Identifying suspects in critical situations-particularly when they are wearing scarves, masks, or are in environments with light obstructions and concealed facial expressions-poses significant challenges. To address these issues, a method known as the Convolutive Recurrent Network (CRNet) for suspect face identification is proposed. CRNet utilises deep neural networks, specifically the Residual Network-50, leveraging a transfer learning approach for efficient feature extraction. In addition, Bidirectional Long Short-Term Memory (BiLSTM) layers are employed to capture spatial and recurrent features, with BiLSTM layers serving as the core component of the model. CRNet is designed to overcome the limitations of current models in managing complex situations, such as scarves, spectacles, high illumination, and varied expressions.

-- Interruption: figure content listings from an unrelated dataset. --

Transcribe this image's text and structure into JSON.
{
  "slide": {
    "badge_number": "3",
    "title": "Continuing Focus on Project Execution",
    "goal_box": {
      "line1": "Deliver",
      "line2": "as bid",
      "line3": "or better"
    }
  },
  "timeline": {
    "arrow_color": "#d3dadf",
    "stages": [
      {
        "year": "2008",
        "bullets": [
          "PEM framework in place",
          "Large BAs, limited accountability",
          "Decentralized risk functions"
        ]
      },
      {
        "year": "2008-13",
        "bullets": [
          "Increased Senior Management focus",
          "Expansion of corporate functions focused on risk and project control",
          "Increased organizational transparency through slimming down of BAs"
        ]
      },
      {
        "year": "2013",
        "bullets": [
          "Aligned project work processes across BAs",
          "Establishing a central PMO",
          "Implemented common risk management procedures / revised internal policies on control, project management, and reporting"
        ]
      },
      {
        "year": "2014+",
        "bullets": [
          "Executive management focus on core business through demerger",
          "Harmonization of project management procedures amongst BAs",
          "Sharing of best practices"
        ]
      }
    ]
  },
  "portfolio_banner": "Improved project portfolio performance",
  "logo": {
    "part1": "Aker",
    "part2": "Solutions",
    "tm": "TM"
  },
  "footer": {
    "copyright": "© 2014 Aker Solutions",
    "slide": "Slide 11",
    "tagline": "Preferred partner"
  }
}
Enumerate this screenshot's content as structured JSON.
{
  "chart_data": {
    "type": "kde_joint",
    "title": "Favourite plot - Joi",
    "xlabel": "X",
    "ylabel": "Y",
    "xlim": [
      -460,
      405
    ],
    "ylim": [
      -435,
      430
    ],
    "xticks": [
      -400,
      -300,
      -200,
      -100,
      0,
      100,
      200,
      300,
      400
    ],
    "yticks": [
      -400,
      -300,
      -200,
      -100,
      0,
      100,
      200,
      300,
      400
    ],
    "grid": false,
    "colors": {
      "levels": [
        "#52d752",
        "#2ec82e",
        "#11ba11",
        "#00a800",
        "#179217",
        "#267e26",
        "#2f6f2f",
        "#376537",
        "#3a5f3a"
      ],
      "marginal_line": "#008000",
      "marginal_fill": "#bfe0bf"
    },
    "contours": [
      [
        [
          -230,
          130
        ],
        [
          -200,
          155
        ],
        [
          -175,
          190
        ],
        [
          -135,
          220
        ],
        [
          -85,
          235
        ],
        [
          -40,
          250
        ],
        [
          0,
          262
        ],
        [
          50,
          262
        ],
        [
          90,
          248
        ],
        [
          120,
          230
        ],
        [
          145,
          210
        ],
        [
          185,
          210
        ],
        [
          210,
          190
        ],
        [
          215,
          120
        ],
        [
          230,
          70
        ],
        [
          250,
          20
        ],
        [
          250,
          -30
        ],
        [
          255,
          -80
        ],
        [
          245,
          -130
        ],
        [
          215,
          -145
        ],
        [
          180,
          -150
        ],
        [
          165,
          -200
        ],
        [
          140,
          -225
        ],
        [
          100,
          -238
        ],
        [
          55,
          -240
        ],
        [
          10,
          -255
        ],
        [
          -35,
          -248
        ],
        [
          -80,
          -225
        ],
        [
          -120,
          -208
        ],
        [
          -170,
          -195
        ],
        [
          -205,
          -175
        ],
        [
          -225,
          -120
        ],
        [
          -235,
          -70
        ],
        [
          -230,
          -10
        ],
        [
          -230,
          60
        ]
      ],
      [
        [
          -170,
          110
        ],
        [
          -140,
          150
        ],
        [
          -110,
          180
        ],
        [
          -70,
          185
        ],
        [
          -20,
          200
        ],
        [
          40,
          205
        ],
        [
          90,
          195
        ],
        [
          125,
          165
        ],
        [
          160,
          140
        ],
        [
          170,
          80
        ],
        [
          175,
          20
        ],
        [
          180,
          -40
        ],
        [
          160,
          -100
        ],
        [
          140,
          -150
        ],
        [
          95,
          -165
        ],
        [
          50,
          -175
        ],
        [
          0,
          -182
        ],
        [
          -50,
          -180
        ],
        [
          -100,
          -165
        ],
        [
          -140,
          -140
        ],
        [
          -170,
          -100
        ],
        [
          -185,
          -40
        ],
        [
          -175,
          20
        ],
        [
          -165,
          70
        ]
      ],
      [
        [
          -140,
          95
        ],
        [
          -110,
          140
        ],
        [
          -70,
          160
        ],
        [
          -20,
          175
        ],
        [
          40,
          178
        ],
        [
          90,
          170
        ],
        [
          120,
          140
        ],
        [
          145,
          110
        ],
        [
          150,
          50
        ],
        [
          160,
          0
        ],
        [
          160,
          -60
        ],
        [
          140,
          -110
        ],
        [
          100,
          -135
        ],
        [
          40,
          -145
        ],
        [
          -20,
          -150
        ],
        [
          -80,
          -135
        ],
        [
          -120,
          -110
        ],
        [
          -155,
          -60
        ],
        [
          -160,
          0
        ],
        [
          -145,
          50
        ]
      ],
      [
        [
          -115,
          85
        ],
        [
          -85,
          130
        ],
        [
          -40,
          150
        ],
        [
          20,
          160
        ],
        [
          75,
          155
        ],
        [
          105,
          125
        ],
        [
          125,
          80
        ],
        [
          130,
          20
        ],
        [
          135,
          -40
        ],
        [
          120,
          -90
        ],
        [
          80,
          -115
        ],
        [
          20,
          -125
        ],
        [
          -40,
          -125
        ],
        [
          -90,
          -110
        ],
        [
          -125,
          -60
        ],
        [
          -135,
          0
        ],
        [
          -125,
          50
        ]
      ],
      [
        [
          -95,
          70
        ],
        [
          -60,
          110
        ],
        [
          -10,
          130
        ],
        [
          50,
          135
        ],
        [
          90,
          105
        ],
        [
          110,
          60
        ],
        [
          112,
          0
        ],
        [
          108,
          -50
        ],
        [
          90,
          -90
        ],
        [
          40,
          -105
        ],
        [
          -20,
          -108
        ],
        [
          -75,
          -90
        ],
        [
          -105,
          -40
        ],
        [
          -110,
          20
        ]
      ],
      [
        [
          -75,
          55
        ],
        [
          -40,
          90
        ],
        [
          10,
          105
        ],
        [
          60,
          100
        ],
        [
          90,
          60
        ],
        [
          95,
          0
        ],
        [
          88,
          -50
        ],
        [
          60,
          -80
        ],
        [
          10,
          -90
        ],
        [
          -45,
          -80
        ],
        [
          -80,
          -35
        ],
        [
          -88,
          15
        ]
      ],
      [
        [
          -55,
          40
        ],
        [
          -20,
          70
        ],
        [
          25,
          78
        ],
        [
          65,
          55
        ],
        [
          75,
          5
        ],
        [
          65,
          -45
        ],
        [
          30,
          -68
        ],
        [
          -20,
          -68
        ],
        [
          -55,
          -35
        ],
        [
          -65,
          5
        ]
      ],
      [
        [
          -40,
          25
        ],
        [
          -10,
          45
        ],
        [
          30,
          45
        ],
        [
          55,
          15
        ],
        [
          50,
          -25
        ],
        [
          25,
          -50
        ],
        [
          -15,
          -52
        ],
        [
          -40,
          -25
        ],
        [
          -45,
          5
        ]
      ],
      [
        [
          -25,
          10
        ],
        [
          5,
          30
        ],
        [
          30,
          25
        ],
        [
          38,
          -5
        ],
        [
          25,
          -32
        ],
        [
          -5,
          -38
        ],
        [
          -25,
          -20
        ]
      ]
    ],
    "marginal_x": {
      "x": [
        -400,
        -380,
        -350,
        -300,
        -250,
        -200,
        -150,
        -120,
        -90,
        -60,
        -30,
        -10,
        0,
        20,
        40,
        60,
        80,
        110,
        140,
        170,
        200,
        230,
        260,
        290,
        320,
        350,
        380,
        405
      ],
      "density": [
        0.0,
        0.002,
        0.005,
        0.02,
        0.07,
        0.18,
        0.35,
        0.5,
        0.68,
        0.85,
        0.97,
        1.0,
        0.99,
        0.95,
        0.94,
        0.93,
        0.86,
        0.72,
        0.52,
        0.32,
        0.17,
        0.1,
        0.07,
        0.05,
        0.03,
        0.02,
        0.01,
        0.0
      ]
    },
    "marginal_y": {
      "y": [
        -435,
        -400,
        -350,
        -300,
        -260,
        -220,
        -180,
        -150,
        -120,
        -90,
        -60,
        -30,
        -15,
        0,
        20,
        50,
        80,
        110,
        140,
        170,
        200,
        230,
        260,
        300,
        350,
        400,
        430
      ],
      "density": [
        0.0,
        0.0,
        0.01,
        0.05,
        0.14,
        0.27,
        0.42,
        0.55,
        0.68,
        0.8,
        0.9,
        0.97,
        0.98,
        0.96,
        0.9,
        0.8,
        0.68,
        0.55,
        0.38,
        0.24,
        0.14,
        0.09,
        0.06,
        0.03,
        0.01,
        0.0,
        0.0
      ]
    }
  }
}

CRNet fills this gap by integrating mechanisms that provide flexibility for ambiguous features and variable lighting conditions. Experimental and comparative analysis demonstrates that CRNet significantly outperforms existing methods, providing notable improvements in both accuracy and reliability. This approach introduces a rapid feature-learning method for precise suspect identification by integrating spatial dependencies, enhancing versatility across various computer vision domains. The model’s potential impact on criminal investigations is substantial due to its fast bidirectional feature processing. Experimental results demonstrate the robustness and adaptability of CRNet, achieving accuracy rates of 97.46% on the Extended Cohn-Kanade dataset, 98.08% on the Augmented Reality dataset, and 99.58% on the Extended Yale B dataset-substantially surpassing the baseline accuracy of 46.00%